Everyone from time to time needs a reminder: a reminder that, in the difficult throes of the vocational paths we tread, there is a reason we chose to embark upon the journey in the first place. And with few exceptions, community serves as the occasion for such reminders.
Team is my community.
Our goals are uncomplicated, our numbers are small (12 pupils to be exact), and our vision is simple: To have something tangible to show – a trophy, a medal, etc. – which reflects our process marked by values of joy, discipline, collaboration, and friendship.
The smallest boy on the team is my reminder.
We won a tournament recently. Our team, “The Demons,” registered to compete against older children for a challenging change of pace in the beautiful setting of Carbondale, Colorado. As the final whistle blew, each child was so excited that the ensuing dog-pile of stinky, sweaty, happy ten year old boy bodies was the only appropriate celebratory action to match their enthusiasm.

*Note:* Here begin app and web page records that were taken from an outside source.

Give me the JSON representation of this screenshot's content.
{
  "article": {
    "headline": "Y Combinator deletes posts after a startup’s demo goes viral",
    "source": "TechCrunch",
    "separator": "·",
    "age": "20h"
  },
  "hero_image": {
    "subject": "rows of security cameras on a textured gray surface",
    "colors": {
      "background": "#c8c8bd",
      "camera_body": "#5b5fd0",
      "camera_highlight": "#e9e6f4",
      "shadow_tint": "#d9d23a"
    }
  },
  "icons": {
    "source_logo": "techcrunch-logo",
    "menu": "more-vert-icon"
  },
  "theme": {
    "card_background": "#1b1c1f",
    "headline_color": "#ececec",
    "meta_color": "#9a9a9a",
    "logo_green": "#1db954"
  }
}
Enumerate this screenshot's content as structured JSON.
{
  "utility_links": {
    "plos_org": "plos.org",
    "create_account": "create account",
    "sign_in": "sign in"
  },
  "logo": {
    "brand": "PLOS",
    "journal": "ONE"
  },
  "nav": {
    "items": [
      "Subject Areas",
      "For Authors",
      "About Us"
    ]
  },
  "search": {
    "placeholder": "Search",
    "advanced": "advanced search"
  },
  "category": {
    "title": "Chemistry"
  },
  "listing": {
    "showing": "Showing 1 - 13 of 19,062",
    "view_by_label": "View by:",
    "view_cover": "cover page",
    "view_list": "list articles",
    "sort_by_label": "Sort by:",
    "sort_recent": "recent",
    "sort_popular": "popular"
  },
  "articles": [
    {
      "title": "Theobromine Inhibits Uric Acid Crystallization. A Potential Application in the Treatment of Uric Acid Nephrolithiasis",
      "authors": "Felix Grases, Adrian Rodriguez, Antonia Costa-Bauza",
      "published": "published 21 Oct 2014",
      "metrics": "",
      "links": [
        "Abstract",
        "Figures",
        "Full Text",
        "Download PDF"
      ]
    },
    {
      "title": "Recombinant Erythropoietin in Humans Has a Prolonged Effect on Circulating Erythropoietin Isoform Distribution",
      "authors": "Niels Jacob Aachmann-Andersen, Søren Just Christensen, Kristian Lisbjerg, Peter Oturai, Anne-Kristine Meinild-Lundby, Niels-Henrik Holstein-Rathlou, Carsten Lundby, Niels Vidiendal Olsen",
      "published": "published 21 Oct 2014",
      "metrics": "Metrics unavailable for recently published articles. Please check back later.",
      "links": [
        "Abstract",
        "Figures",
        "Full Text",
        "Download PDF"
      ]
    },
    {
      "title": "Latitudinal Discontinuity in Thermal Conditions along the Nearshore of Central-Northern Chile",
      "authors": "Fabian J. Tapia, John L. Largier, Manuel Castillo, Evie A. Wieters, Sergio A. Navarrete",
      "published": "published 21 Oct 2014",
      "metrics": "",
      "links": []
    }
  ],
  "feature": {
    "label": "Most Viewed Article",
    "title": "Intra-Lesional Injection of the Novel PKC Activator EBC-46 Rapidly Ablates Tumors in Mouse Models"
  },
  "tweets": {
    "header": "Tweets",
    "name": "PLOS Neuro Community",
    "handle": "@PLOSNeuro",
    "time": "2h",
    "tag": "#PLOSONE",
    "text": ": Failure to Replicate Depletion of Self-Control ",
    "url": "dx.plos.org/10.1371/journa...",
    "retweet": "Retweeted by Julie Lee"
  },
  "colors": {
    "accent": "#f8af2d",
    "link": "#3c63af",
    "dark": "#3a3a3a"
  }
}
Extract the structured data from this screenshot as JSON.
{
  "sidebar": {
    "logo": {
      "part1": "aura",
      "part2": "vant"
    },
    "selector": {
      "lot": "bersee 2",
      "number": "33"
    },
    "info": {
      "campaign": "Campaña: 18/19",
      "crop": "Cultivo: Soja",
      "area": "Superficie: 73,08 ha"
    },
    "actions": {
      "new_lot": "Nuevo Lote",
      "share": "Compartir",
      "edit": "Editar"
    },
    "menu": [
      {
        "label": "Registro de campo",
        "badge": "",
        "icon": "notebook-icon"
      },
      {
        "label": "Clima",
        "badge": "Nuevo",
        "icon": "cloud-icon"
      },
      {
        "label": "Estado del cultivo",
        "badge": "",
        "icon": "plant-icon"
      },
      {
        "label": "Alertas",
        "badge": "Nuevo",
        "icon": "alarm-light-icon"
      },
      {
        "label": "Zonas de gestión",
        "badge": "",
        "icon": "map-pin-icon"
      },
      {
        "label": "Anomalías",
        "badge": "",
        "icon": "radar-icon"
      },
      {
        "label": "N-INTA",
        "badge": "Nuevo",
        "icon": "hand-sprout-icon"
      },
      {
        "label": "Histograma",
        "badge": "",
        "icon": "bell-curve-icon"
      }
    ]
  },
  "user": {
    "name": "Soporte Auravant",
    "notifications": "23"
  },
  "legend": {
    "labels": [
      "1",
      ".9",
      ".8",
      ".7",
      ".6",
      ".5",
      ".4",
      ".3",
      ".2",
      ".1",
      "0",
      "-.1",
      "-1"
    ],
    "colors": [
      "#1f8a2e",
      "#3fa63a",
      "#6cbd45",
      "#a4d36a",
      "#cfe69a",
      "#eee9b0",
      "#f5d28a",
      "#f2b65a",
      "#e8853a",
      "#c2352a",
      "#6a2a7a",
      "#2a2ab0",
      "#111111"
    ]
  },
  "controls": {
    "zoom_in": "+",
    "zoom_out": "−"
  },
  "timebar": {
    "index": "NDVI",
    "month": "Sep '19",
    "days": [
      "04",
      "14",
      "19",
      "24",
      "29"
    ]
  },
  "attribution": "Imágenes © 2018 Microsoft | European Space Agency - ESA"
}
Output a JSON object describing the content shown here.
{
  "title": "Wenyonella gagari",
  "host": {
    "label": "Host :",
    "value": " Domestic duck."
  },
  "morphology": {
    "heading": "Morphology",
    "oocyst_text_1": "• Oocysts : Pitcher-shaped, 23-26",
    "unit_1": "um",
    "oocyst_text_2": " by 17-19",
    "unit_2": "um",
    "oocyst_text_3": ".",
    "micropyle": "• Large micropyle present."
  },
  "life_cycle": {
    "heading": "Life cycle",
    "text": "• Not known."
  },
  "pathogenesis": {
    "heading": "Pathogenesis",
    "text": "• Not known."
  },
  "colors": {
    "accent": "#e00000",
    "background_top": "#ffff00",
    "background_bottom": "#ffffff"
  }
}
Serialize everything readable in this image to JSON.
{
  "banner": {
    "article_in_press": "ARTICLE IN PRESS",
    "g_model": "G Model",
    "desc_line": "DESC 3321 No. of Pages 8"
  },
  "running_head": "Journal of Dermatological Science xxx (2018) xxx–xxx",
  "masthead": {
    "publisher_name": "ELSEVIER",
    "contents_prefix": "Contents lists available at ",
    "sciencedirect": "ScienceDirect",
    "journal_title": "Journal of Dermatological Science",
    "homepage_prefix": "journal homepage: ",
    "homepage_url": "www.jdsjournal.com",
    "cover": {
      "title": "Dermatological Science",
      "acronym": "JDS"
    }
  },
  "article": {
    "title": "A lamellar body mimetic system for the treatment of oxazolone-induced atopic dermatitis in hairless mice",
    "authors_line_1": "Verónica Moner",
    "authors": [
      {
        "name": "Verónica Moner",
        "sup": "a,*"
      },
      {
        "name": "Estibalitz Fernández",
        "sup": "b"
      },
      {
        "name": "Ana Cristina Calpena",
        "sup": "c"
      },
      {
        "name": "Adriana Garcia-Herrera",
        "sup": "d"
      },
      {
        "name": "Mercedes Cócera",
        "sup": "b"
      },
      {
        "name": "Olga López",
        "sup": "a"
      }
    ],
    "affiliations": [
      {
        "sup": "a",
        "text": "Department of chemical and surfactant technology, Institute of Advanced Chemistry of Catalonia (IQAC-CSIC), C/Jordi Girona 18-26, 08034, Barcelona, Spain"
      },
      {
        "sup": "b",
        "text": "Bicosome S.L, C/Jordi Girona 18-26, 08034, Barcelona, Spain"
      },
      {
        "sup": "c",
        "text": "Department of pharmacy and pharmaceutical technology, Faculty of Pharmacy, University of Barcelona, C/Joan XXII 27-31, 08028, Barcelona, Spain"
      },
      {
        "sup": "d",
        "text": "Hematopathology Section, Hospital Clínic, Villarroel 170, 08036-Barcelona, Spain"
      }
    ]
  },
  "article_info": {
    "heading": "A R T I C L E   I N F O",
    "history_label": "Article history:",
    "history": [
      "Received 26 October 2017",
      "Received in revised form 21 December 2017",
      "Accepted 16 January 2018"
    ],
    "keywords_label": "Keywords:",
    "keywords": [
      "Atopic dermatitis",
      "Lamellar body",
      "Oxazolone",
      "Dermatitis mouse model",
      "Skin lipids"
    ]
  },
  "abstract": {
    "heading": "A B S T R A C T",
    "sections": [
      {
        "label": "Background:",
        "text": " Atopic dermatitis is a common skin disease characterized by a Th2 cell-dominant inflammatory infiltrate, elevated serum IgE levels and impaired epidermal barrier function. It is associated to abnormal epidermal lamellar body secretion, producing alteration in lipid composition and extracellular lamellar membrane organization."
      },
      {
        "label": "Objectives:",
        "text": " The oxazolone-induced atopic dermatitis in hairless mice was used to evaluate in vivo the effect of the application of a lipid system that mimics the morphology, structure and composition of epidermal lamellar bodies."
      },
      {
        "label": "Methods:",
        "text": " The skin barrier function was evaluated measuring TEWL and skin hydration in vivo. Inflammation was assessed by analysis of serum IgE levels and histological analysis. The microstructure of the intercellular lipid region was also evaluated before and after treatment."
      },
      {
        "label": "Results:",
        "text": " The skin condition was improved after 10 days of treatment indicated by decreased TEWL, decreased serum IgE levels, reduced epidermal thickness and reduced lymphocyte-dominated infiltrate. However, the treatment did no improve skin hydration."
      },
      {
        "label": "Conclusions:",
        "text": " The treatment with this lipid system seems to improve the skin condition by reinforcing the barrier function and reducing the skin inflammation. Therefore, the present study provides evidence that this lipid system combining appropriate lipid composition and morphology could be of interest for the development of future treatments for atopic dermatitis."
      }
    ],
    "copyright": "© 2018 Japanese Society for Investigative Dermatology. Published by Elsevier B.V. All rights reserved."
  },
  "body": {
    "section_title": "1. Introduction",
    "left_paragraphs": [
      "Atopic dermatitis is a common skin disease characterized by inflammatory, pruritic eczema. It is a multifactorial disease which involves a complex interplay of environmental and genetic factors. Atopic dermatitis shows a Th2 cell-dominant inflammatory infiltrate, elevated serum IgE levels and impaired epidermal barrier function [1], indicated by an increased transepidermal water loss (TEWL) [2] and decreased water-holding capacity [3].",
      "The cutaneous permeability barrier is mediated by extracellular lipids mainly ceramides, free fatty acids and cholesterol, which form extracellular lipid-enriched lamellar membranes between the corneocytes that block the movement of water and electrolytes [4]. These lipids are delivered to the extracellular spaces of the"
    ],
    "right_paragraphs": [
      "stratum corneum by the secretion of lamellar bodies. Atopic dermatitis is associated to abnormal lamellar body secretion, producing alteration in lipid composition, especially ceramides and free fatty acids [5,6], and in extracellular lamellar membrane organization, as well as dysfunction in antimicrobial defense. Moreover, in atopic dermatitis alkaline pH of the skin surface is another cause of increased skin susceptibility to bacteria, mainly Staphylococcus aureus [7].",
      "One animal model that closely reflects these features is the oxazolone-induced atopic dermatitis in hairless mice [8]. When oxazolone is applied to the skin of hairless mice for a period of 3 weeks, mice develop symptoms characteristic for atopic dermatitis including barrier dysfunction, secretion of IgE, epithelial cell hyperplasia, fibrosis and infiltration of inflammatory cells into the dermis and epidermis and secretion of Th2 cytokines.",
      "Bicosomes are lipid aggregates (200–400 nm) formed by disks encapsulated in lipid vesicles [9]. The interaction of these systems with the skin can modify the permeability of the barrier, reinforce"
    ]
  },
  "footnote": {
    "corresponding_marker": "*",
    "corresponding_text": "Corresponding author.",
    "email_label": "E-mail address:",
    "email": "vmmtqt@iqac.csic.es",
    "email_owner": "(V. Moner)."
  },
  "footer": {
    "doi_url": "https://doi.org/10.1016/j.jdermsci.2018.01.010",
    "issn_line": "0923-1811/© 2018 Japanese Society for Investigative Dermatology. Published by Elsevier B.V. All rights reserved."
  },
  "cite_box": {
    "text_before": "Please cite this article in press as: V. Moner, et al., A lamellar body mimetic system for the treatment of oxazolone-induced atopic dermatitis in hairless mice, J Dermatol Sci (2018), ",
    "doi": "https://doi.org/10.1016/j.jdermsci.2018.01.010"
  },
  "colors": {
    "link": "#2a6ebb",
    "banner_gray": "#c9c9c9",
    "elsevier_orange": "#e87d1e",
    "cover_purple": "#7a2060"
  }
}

I watched from my coach’s perch on the sideline, clapping for them and smiling along with them. But one child, the most diminutive, freckle-faced of the bunch, came sprinting to me first much to my surprise before getting tangled in celebration with the rest of his teammates. Running toward me with open arms, I picked him up in a twirl of momentum. I forget sometimes that my skeletal frame is about six times more massive than the children I coach, the ease with which I was able to give him an elevated hug before releasing him to join the throng of victoriously tangled arms and legs momentarily surprised me.
Jesus says “Let the children come to me” (Matt 19:4). Are these words a hint for us, now, in modern times? Or did Jesus himself simply need a reminder of Grace in the trying times of his own difficult vocational journey? I can’t say for certain why he said this. Yet I do know that I heard these words in Carbondale, Colorado that day, “Let the children come to me,” and that by hearing them I am prompted to ponder the ways in which Grace permeates the particulars of my own life’s purpose.
For me, at this juncture of life, no such recollection could have taken place outside the simple, purposeful, joyful soil of team community.
Thanks Colorado Vincentian Volunteers!